HR Zone: With so many potential providers, how do you go about establishing what you need to ask them?
Ian Wells: Technical advances make systems more powerful and catch up is faster, so knowing that a system is capable of a function is not a good basis for selection – the question is how. The emphasis is more on the business case – one client we helped saved half of planned £2m cost.
HR Zone: Do some providers specialise more in providing systems for one type of organisation than another?
Ian Wells: Providers tend rather to get experience in a particular type of implementation e.g. the retail sector.
HR Zone: Is the computer literacy of those who are going to be accessing a system an issue?
Ian Wells: It’s less so in professional and knowledge-based organisations. But automation is not the whole answer. Managers can still make poor salary decisions and conduct poor performance reviews and they soon learn what will keep the system quiet with the minimum effort. Too many HR functions are guilty of creating over-engineered performance review processes for example, just because the system allows them to collect so much data. The best organisations stay true to the principles of their people agenda so that automated HR systems clearly support common themes. Care is taken to ensure managers understand the compelling benefits of the processes they are being asked to engage in as well as what they need to do. Even Cisco, whose business is hardware, stresses that e-HR has more to do with culture change than technology.
HR Zone: Are there organisations for which e-HR is not likely to prove an advantage?
Ian Wells: The business case for employee service is not there for shop floor workers who do not normally use PCs. However the problem is that, although more than two thirds of companies are using either the internet or their intra-net for HR management, most are for information content only – relatively few are using them to reap the productivity gains of distributed HR process management. The benefits can be huge: Cisco which prides itself on modelling the e-organisation claims savings in productivity of $36m per annum and at least as much again in effectiveness improvements. When the sharp reversal in business hit Cisco the recruitment processes world-wide were closed off at the press of a key on the keyboard. Until that moment the recruitment machine had been fuelling massive growth of the 70,000 strong organisation recruiting a thousand or so people weekly – every hour lost would have meant hundreds of people recruited needlessly.

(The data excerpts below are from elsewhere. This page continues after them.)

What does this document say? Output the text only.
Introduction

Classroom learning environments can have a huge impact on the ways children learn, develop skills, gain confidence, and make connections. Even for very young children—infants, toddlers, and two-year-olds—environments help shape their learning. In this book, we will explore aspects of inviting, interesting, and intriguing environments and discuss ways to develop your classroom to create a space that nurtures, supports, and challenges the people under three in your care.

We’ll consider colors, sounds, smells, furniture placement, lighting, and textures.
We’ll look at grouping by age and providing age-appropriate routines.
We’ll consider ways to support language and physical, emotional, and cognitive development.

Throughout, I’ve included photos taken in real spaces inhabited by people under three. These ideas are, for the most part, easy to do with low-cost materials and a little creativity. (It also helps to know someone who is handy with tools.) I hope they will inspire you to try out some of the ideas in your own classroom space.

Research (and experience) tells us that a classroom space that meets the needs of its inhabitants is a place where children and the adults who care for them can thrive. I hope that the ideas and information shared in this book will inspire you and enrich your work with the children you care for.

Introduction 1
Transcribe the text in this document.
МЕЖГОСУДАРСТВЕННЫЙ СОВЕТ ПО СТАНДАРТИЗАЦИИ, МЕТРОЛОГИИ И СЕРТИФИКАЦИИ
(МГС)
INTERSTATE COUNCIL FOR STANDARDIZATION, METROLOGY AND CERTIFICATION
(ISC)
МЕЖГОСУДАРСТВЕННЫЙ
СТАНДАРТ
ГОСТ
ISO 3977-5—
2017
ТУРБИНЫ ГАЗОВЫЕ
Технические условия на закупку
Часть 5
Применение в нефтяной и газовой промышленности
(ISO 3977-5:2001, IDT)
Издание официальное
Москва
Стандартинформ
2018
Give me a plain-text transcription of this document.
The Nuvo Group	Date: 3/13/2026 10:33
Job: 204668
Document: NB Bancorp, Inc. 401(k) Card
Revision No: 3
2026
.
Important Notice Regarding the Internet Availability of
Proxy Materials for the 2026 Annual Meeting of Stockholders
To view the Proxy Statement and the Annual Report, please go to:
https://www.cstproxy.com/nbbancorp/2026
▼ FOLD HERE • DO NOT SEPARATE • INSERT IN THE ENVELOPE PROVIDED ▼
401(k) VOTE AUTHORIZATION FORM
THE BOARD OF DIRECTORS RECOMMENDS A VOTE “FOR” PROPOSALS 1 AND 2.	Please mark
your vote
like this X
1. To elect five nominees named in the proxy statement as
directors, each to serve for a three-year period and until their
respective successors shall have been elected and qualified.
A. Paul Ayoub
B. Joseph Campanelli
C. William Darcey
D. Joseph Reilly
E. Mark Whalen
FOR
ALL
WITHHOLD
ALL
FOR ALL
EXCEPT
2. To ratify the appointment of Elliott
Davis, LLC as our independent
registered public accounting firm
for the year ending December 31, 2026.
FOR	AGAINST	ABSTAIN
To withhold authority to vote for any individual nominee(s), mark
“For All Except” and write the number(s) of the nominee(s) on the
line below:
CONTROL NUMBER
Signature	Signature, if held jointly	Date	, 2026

HR Zone: Why is jargon so common when people talk about e-HR?
Ian Wells: Because it’s too technically-led!
HR Zone: What does your organisation expect the key developments of 2003 to be for e-HR?
Ian Wells: Ten years ago HR systems provided information, kept records and ran processes in the HR department and for many organisations that is still true today – much of the activity is to move beyond that, replacing old systems. The question is, what to? What is possible and what is cost effective? More possibility means more choice and that has made it harder.